After several years of requests, the station was at last permitted to relocate its antenna from the Gates building to the loftier High Rise South in 1973, regaining a radius of broadcast of about fifty miles.
The year 1973 also witnessed the beginning of an escalating series of troubles for WXPN.
During a soccer broadcast late that year, a station engineer accidentally aired a prank advertisement promoting (in explicit detail) a fake drug for sexual enhancement.
Several listeners complained to the University administration about the phony commercial, considering it obscene.
Around the same time, a group of students active in WXPN accused other staff members of using alcohol, marijuana, and other illegal substances at the station headquarters.
Then in December 1973, the station's business manager was impeached and removed from office for mismanagement of station funds.
In 1974, the University received additional complaints about "obscene" broadcasts from WXPN, such as readings from "erotic" literature, and the FCC began to investigate several allegations of misconduct by the station.
Amid this controversy, in December 1974, a pre-dawn fire of mysterious origins scorched the inside of 3905 Spruce.
Police suspected that it was a case of arson, and WXPN was forced to suspend broadcasts for a few weeks while the building was restored.
The controversy came to a head when WXPN returned to the air in January 1975.
Two broadcasts of an early-evening talk show called "The Vegetable Report" (on which profanity and sexual talk were commonplace) aroused scores of listeners to complain to the University and the FCC.
Within days, the FCC was looking into the matter.
The University finally took action in March 1975 as President Martin Meyerson transferred control of the station to Jerry Condon, Director of Student Affairs, and ordered that a new station constitution be drafted by an ad hoc committee.
To make matters worse, when WXPN's license to broadcast expired in July, the FCC declined to renew it until its own investigations were complete.
In December 1975, the FCC fined the Trustees of the University (who held the station's license) $2,000 for obscenity and other violations at WXPN.
The Trustees paid the fine but vowed to fight for the renewal of the station's license.
After months of investigation, on April 4, 1977, an administrative judge for the FCC ordered WXPN off the air in fifty days because of the University's apparent lack of control.

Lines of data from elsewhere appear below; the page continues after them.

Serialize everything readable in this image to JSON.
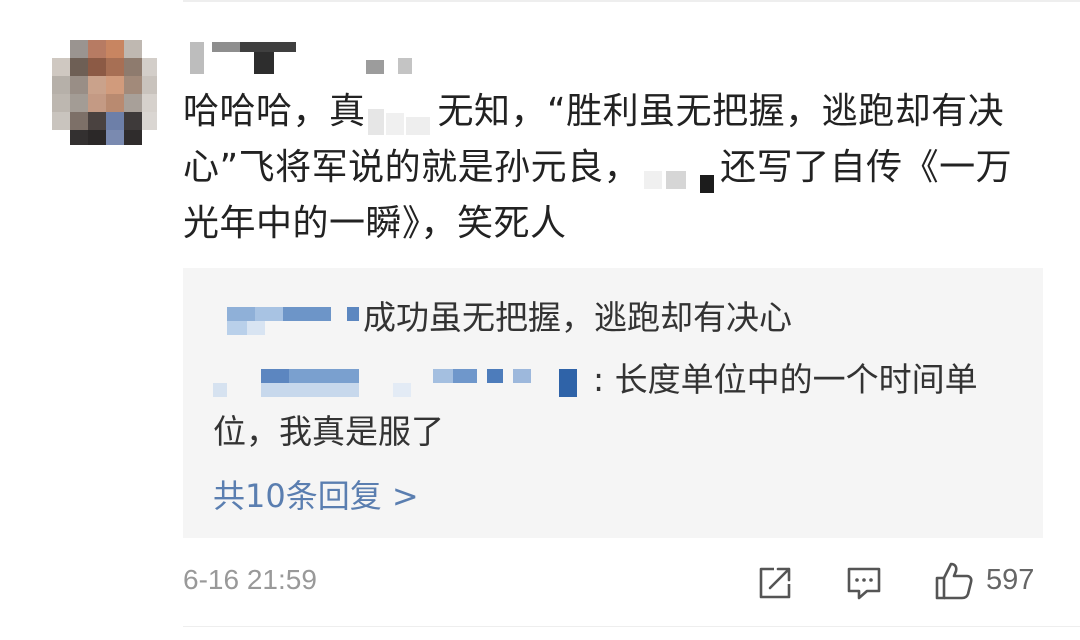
{
  "comment": {
    "text_part1": "哈哈哈，真",
    "text_part2": "无知，“胜利虽无把握，逃跑却有决心”飞将军说的就是孙元良，",
    "text_part3": "还写了自传《一万光年中的一瞬》，笑死人"
  },
  "replies": [
    {
      "text": "成功虽无把握，逃跑却有决心"
    },
    {
      "separator": ":",
      "text_line1": " 长度单位中的一个时间单",
      "text_line2": "位，我真是服了"
    }
  ],
  "more_replies_label": "共10条回复 >",
  "footer": {
    "timestamp": "6-16 21:59",
    "like_count": "597"
  },
  "colors": {
    "link_blue": "#5a7eb0",
    "reply_bg": "#f5f5f5",
    "text_main": "#222222",
    "text_muted": "#999999"
  },
  "icons": {
    "forward": "share-forward-icon",
    "comment": "comment-bubble-icon",
    "like": "thumbs-up-icon"
  }
}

This marked the first time that the FCC had revoked a non-commercial broadcast license due to obscenity, and the case was soon considered a landmark in broadcasting law.
Penn's Trustees appealed the decision immediately, claiming that more effective management had been set in place, and many listeners wrote to the University and the FCC in support of the station.
One local musician asserted that WXPN's programming was "uniformly excellent, even if not in the mainstream of popular taste" and called the station "the only medium in the area that is truly committed to supporting local artists."
Others argued that the FCC was unfairly penalizing the students currently operating the station for the poor conduct of their predecessors.
During the drawn-out court battle between the Trustees and the FCC, WXPN continued broadcasting without a license through a series of temporary permits.
Finally, in 1980, more than five years after the controversy started, the FCC approved a new license for the station.
Meanwhile, during the years when its license was in limbo, WXPN underwent great internal change.
In January 1976, the Trustees of the University determined that a professional station manager should guide the station.
For this task, they hired Jim Campbell, the former general manager of a college station in New York, in July 1976.
A few months earlier, in March, a Board for Policy and Standards had initiated a series of meetings to examine the development of WXPN's operations from the station's inception to that time, so that it might recommend future improvements to the station.
To the dismay of those working at the station, there were no student representatives on the Board, whose eight members were selected from the University faculty and the communications field at large.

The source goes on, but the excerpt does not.